Но я не настолько наивен, чтобы надеяться на ваше согласие со мной. Я понимаю, что вы обо мне думаете. Даже если я в доказательство приведу вам псевдонаучные фильмы ужасов, в которых персонаж, скажем, ученый, видит какую-то страшную угрозу, нависшую над человечеством, в существовании которой он не может никого убедить вплоть до того момента, когда едва не становится слишком поздно — я говорю о гигантском микробе, чуме, опасном биологическом виде, занесенном из космоса, или призраке чудовищной катастрофы, — то даже зная условность и просмотрев массу версий этого сюжета, вы все равно отказываете мне в способности обладать восприятием ученого — ужасное знание дано только одинокому герою да, может быть, его верной подруге, дочери выдающегося ученого, который погибает по ходу фильма, — отказываете, потому что думаете: он посмотрел слишком много фильмов!

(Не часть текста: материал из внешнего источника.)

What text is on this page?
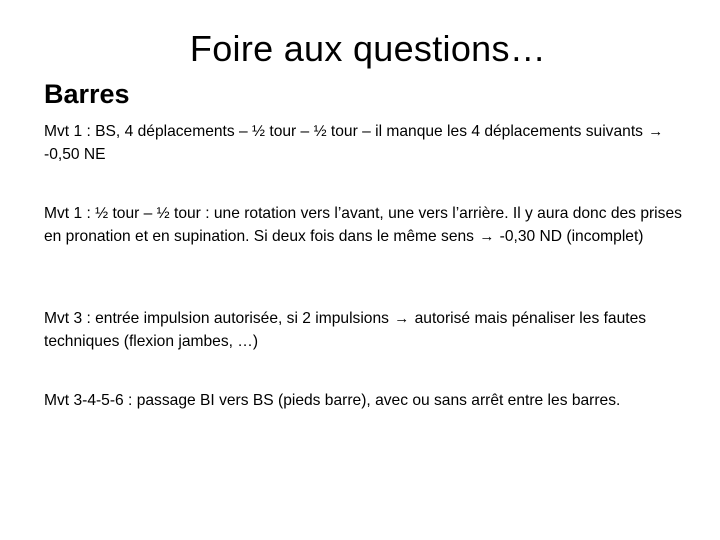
Foire aux questions…
Barres
Mvt 1 : BS, 4 déplacements – ½ tour – ½ tour – il manque les 4 déplacements suivants → -0,50 NE
Mvt 1 : ½ tour – ½ tour : une rotation vers l’avant, une vers l’arrière. Il y aura donc des prises en pronation et en supination. Si deux fois dans le même sens → -0,30 ND (incomplet)
Mvt 3 : entrée impulsion autorisée, si 2 impulsions → autorisé mais pénaliser les fautes techniques (flexion jambes, …)
Mvt 3-4-5-6 : passage BI vers BS (pieds barre), avec ou sans arrêt entre les barres.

Но я предлагаю в качестве доказательства мою собственную жизнь, которая так же, как и вы, привлекла внимание кинематографического чудовища, посмотрите: вот я сижу здесь с вами, и вы думаете, что я простой актер, читающий свой текст, что это роль, которую я, как вы считаете, должен играть, но так это или нет, я все же свидетельствую: я чувствую, что теряю свое трехмерное измерение, моральную опору, сложность, я становлюсь плоским, превращаюсь в тень, и это ужасно — чувствовать, что твои самые страстные переживания — а вы подозреваете, что так оно и есть, — это лишь напечатанные на бумаге слова, которые ты должен сыграть.